450 Yıllık Osmanlı Geleneği Başlıyor

"Onbir ayın sultanı" ramazan ayında camileri süsleyen 450 yıllık Osmanlı geleneği mahyalar, İstanbul'daki camilere asılmaya başlandığı belirtildi.

İstanbul'un yanı sıra Edirne ve Bursa'daki tarihi camileri de ramazan geceleri aydınlatan mahyalar, Osmanlı'nın son mahyacısı Hacı Ali Ceyhan'ın çırağı, günümüzün ustası Kahraman Yıldız'ın başında olduğu ekip tarafından İstanbul Vakıflar 1. Bölge Müdürlüğü atölyesinde hazırlanıyor.

Yıldız'ın yanı sıra 30 yıllık mahya ustaları Aziz Tosyalı, Süleyman Kök'ün de aralarında bulunduğu ekibin en genç üyesi Ali Murat Kayalı. Mahyacılık mesleğine gönül veren bu ekip, Osmanlı geleneği olan mahyayı yaşatmanın da gururunu yaşıyor.
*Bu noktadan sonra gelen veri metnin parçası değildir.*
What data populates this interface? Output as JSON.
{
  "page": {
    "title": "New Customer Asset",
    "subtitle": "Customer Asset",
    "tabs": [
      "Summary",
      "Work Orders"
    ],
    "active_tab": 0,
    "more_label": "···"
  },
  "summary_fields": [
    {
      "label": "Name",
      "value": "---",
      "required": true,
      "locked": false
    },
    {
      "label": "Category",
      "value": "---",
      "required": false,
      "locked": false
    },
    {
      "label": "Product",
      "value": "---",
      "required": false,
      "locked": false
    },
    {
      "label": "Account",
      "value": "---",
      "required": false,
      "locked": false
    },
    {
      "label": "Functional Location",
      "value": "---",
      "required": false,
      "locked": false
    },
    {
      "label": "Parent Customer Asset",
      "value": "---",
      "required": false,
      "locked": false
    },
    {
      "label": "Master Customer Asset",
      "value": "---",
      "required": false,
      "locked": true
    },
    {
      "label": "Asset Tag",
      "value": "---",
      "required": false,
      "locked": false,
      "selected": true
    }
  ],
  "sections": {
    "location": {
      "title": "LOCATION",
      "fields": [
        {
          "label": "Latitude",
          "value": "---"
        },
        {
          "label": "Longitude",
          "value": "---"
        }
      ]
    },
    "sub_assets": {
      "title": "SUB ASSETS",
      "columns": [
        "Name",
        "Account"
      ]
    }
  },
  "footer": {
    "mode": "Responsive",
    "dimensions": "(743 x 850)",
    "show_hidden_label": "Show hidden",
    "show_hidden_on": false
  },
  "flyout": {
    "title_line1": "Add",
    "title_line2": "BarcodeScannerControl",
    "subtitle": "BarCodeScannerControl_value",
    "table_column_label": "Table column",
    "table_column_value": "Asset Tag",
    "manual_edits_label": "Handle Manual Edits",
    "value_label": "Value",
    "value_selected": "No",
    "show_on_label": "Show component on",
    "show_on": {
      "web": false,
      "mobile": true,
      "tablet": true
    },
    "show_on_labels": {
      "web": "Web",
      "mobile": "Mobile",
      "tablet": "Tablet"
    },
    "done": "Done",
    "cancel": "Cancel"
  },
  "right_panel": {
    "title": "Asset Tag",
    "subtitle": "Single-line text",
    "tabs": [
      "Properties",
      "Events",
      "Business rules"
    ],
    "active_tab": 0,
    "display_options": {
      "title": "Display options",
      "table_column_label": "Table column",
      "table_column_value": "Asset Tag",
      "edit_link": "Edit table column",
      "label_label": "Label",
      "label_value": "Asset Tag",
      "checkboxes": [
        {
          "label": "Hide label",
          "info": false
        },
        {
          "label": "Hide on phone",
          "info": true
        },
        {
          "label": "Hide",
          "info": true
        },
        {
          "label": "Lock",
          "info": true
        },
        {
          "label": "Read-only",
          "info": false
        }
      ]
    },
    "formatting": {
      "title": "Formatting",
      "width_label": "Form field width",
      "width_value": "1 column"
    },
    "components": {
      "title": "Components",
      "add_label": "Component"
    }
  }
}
MAHYALAR NASIL HAZIRLANIYOR?

mahya

Mahya ekibi, atölyedeki çalışmalarına ramazan ayından 15-20 gün önce başlıyor. Din İşleri Yüksek Kurulu Başkanlığı'nın belirlediği veciz sözler arasından seçilen yazılar, Kahraman usta tarafından önce kağıda çiziliyor. Ardından bu çizime göre elektrik kabloları üzerine önce duylar yerleştiriliyor, sonra kandile yakın ışık görüntüsü veren 15 wattlık ampuller takıldığı kaydedildi.

Elektrik sistemi üzerinde son kontrolleri yapan ekip, mahyanın asılacağı camiye giderek hazırlıklarını tamamlıyor. Caminin şerefesine çıkan ustalar, iki minare arasına getirilen halatlar arasına mahyaları itinayla asıyor. Ustalar, bu işlem sırasında mahyaların elektrik kontrollerini de son olarak burada tekrarlıyor. Böylece mahyalar ramazan gecelerini ışıl ışıl karşılamaya hazırlanıyor.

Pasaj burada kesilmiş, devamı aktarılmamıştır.